When you hear the words "silicon valley", Tauranga isn't the first city to spring to mind.
But a tech start-up in the Bay of Plenty has received international acclaim with big plans to shake up the fruit industry – with robots.
Robotic Plus chief technology officer Alistair Scarf described the robot, a hybrid petrol electric vehicle, as "really an autonomous agricultural vehicle that we can build to do a few tasks off".
The robot is just one of a handful of automated systems designed and tested in Te Puna to help address labour shortages in the horticulture and forestry industries.
"So we do harvesting, pollination, crop estimation and things like that off the vehicle," Mr Scarf said.
The company recently received $15 million from Yamaha Motors to continue to explore and develop new technology.
Robotics Plus co-founder Steve Saunders said, "What was most exciting to me was really their acknowledgment of the tech that we were developing, so it was a real credit to the young team".
Technology like their apple packers, a machine which can identify and pack 120 apples per minute.
Five of the machines have gone to American companies, with 10 more orders from the United States.
"If we were to really scale quickly, how would we manufacture all of these vehicles or apple packers? Having Yamaha, who has huge capability in manufacturing, became a key strategic decision," Mr Saunders said.

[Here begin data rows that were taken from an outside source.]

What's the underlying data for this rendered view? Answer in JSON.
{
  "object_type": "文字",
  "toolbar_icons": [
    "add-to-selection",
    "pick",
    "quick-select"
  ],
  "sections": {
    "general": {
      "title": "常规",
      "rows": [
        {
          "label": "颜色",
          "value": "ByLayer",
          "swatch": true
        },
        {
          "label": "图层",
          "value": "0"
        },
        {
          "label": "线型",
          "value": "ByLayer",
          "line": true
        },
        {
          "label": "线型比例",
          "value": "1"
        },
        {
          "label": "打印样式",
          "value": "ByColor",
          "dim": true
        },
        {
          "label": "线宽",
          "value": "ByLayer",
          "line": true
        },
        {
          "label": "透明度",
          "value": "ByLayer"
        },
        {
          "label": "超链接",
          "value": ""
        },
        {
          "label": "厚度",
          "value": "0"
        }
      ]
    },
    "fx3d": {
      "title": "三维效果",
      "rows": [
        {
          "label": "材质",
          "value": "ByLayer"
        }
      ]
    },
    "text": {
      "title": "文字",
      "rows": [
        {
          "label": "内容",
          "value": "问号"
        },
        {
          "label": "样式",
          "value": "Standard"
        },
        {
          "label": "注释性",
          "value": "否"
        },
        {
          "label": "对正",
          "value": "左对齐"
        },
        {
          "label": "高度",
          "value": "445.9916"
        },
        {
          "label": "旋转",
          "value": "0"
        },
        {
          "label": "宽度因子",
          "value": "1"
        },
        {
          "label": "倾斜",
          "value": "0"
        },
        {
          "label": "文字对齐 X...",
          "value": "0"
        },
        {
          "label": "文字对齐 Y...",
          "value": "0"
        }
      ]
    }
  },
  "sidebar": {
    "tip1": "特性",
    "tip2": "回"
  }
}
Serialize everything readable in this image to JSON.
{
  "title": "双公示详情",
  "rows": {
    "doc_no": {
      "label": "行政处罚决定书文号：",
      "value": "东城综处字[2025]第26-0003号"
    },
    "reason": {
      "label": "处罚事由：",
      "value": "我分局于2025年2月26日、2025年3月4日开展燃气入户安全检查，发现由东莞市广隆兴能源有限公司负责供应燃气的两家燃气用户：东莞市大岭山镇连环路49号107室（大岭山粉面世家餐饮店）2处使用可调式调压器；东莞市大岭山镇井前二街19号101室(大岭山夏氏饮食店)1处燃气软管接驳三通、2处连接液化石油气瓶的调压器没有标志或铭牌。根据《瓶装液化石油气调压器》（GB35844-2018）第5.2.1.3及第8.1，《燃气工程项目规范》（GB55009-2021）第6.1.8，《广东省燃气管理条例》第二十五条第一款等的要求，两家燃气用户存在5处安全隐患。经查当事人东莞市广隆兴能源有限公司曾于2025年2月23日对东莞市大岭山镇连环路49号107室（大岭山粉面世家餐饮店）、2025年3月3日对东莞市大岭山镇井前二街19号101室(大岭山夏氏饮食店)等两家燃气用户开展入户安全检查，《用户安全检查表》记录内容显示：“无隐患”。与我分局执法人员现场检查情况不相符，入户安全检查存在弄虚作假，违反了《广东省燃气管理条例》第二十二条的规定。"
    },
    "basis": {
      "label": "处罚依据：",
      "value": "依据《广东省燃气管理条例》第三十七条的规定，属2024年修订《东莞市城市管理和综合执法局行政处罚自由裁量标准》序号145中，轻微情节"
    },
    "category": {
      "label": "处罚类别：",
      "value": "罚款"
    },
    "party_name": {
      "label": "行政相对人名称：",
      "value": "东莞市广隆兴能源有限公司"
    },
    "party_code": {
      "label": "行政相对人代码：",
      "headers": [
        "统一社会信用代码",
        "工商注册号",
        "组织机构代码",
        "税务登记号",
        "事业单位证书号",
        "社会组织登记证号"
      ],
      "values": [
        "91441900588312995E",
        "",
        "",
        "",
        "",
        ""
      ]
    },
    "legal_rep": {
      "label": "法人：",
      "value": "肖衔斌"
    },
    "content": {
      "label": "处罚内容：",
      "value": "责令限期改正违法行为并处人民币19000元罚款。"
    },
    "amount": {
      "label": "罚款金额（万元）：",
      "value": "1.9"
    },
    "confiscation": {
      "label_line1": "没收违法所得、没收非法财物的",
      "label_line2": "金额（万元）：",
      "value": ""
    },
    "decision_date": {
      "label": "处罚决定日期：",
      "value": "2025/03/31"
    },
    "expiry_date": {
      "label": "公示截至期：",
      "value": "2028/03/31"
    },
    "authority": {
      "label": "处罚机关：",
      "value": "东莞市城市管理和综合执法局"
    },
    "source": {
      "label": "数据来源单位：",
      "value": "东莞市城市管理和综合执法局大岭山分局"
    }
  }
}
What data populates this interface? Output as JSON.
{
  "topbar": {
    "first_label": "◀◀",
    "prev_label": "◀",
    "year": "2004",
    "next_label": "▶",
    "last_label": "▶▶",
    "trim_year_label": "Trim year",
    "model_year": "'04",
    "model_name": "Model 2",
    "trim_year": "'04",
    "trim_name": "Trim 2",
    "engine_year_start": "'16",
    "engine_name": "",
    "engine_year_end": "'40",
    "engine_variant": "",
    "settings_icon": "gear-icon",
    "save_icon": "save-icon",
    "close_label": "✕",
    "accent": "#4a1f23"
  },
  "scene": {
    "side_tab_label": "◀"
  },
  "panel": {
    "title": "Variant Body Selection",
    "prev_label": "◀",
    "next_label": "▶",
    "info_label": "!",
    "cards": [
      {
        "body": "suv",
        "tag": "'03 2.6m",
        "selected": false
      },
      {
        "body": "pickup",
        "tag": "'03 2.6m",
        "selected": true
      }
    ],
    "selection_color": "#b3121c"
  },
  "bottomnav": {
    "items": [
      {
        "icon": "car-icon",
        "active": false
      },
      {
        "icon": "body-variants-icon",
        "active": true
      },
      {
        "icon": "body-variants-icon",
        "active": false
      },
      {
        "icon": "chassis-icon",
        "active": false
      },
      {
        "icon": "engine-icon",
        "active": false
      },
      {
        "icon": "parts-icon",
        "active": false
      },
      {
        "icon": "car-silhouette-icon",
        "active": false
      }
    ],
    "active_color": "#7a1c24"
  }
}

Robotics Plus has since more than doubled its staff in six months as demand calls for more efficient ways to collect and pack produce.
CEO Matt Glenn said, "In fact, we've heard in the States, they're saying that there's certain produce that we won't be able to buy on the supermarket shelves in 10 years’ time because they're coming uneconomic to crop and pack”.
In 2018, the kiwifruit industry announced a labour shortage, requiring an extra 1200 workers.
By 2030, the industry will need an additional 14,000 workers. The machine is expected to help alleviate the pressure.